The book is insightful in understanding the contribution of the family to the movie business, the way the studio system works (or doesn’t), financing, reviews, as well as the meaning of success. The beginning and the end of the, however, is the family.
The book looks at the family patriarch, Francis Ford Coppola, as well as the extended family. The contributions to the success of the family is undoubtedly a group effort. Eleanor Coppola, wife, mother and an accomplished documentary maker by her own right. Carmine and Italia, parents to the Francis, Talia Shire (actress), and August (academic, author, and film executive) all talented and successful in their own way. We learn about the children, Gio, Roman and of course Sofia Coppola who is making her mark as an innovative artist in her own right. Along the way more of the family is recognized, cousin Nicolas Cage (son of August), Gia (daughter of Gio who passed away from a horrific accident), as well as Robert and Jason Schwartzman (sons of Talia).
The family, it seems, is inseparable from their art – for good or for bad. Much of the focus of the first part of the book is Francis Coppola rising through the ranks. Making the movies he wants to make, or making crowd-pleasers his way through sheer will. One could certainly make the point that the movies would look very differently if Coppola wasn’t around.

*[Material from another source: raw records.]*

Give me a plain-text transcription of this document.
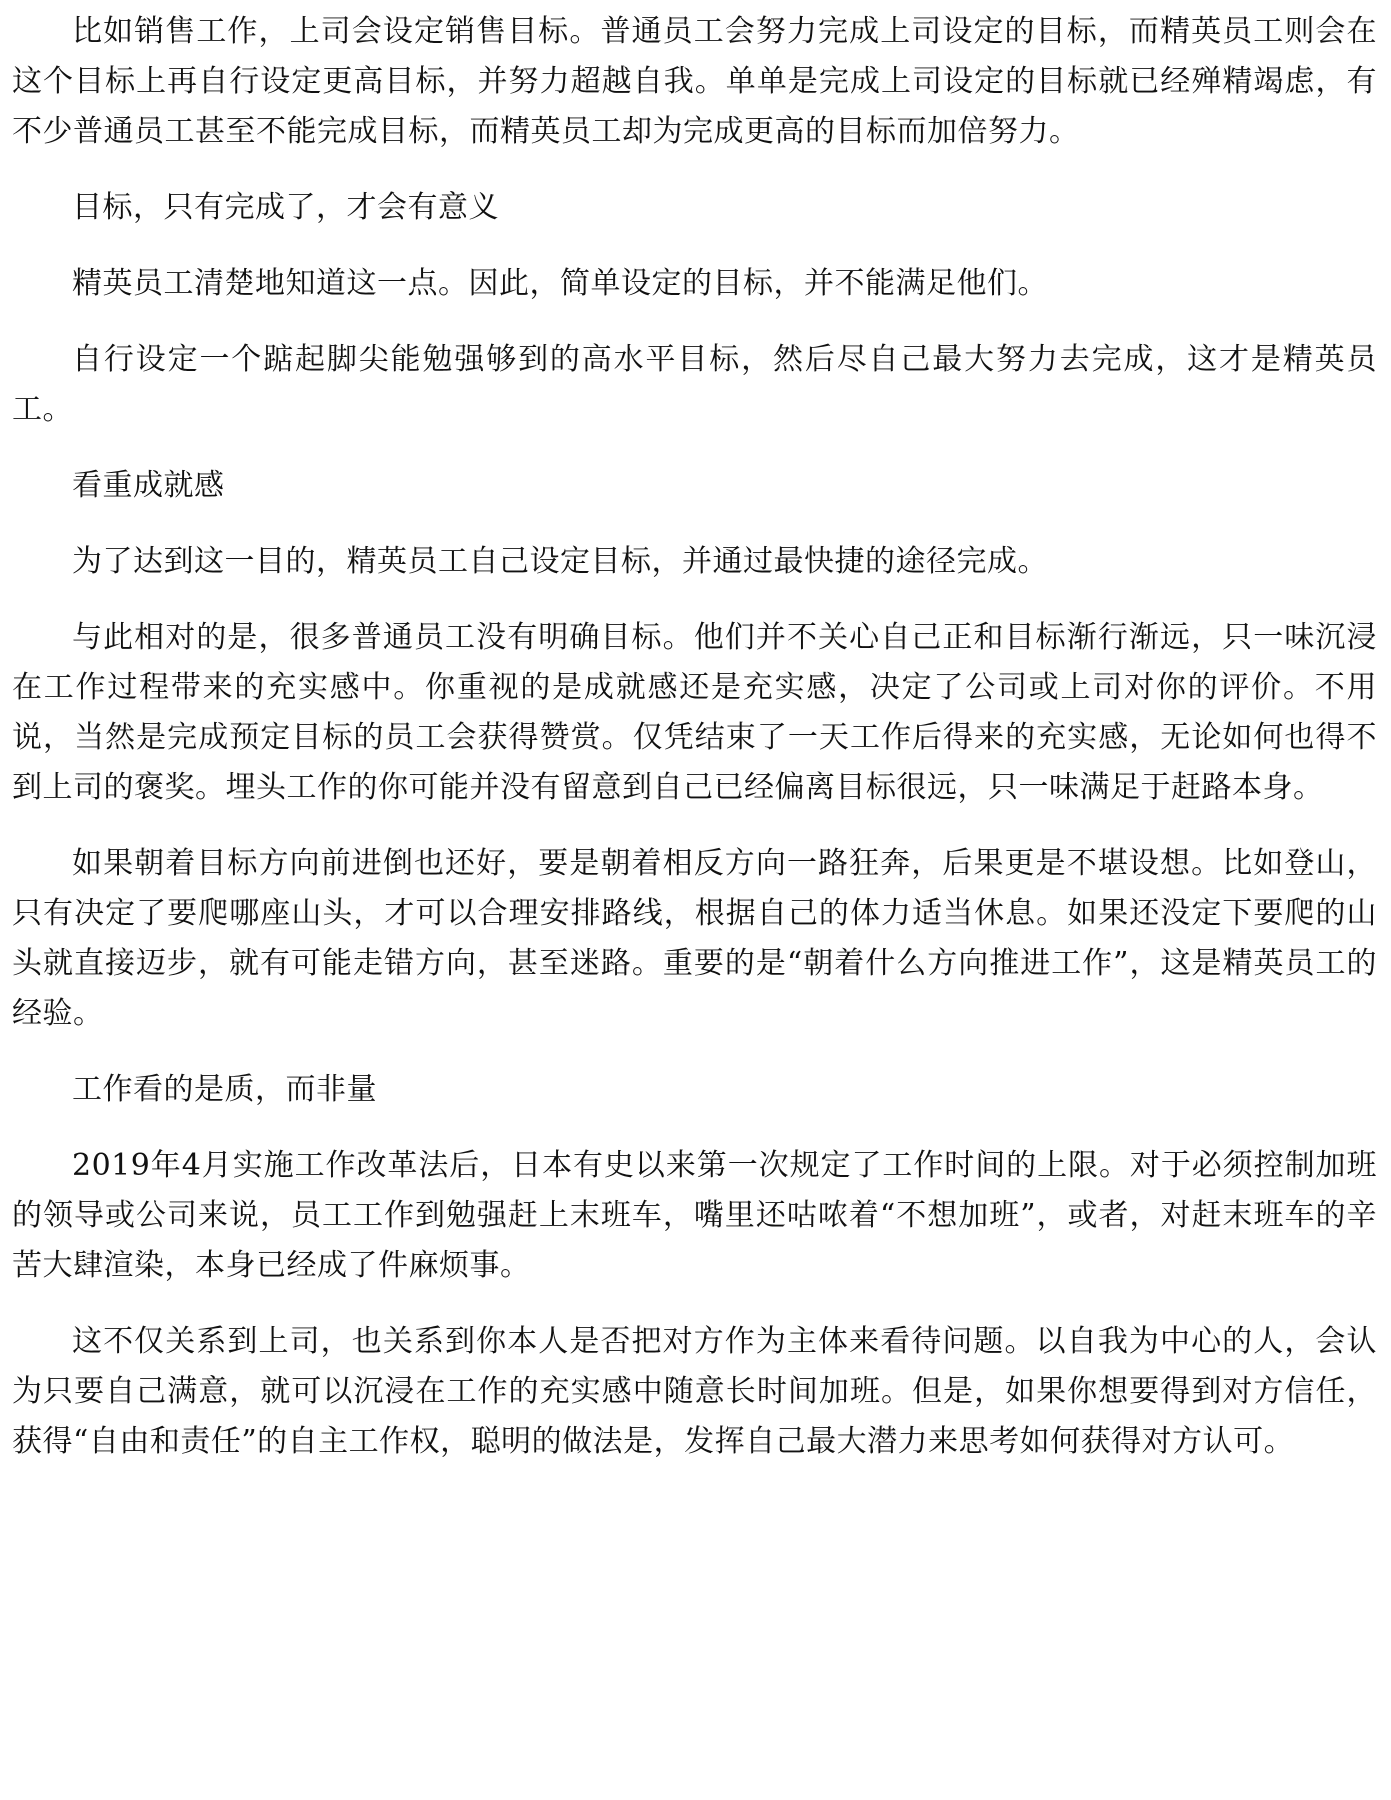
比如销售工作，上司会设定销售目标。普通员工会努力完成上司设定的目标，而精英员工则会在这个目标上再自行设定更高目标，并努力超越自我。单单是完成上司设定的目标就已经殚精竭虑，有不少普通员工甚至不能完成目标，而精英员工却为完成更高的目标而加倍努力。

目标，只有完成了，才会有意义

精英员工清楚地知道这一点。因此，简单设定的目标，并不能满足他们。

自行设定一个踮起脚尖能勉强够到的高水平目标，然后尽自己最大努力去完成，这才是精英员工。

看重成就感

为了达到这一目的，精英员工自己设定目标，并通过最快捷的途径完成。

与此相对的是，很多普通员工没有明确目标。他们并不关心自己正和目标渐行渐远，只一味沉浸在工作过程带来的充实感中。你重视的是成就感还是充实感，决定了公司或上司对你的评价。不用说，当然是完成预定目标的员工会获得赞赏。仅凭结束了一天工作后得来的充实感，无论如何也得不到上司的褒奖。埋头工作的你可能并没有留意到自己已经偏离目标很远，只一味满足于赶路本身。

如果朝着目标方向前进倒也还好，要是朝着相反方向一路狂奔，后果更是不堪设想。比如登山，只有决定了要爬哪座山头，才可以合理安排路线，根据自己的体力适当休息。如果还没定下要爬的山头就直接迈步，就有可能走错方向，甚至迷路。重要的是“朝着什么方向推进工作”，这是精英员工的经验。

工作看的是质，而非量

2019年4月实施工作改革法后，日本有史以来第一次规定了工作时间的上限。对于必须控制加班的领导或公司来说，员工工作到勉强赶上末班车，嘴里还咕哝着“不想加班”，或者，对赶末班车的辛苦大肆渲染，本身已经成了件麻烦事。

这不仅关系到上司，也关系到你本人是否把对方作为主体来看待问题。以自我为中心的人，会认为只要自己满意，就可以沉浸在工作的充实感中随意长时间加班。但是，如果你想要得到对方信任，获得“自由和责任”的自主工作权，聪明的做法是，发挥自己最大潜力来思考如何获得对方认可。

The second part of the book looks more inward. There isn’t much of the name dropping as it is in the first half; even though I was happy to see the great Toshiro Mifone mentioned (the only person who can hold his own with a man-bun). The ways we watch movies have changed, and with it the way movies are made. These topics have, obviously, affected the Coppolas as they have every movie watcher in the world. To their credit the Coppolas has adjusted as one could only expect of such a diverse family.
This is an easy read, but very interesting and satisfying. I immensely enjoyed the personal tales which made me watch their movies in a different way.
Zohar — Man of la Book
Disclaimer: I got this book for free.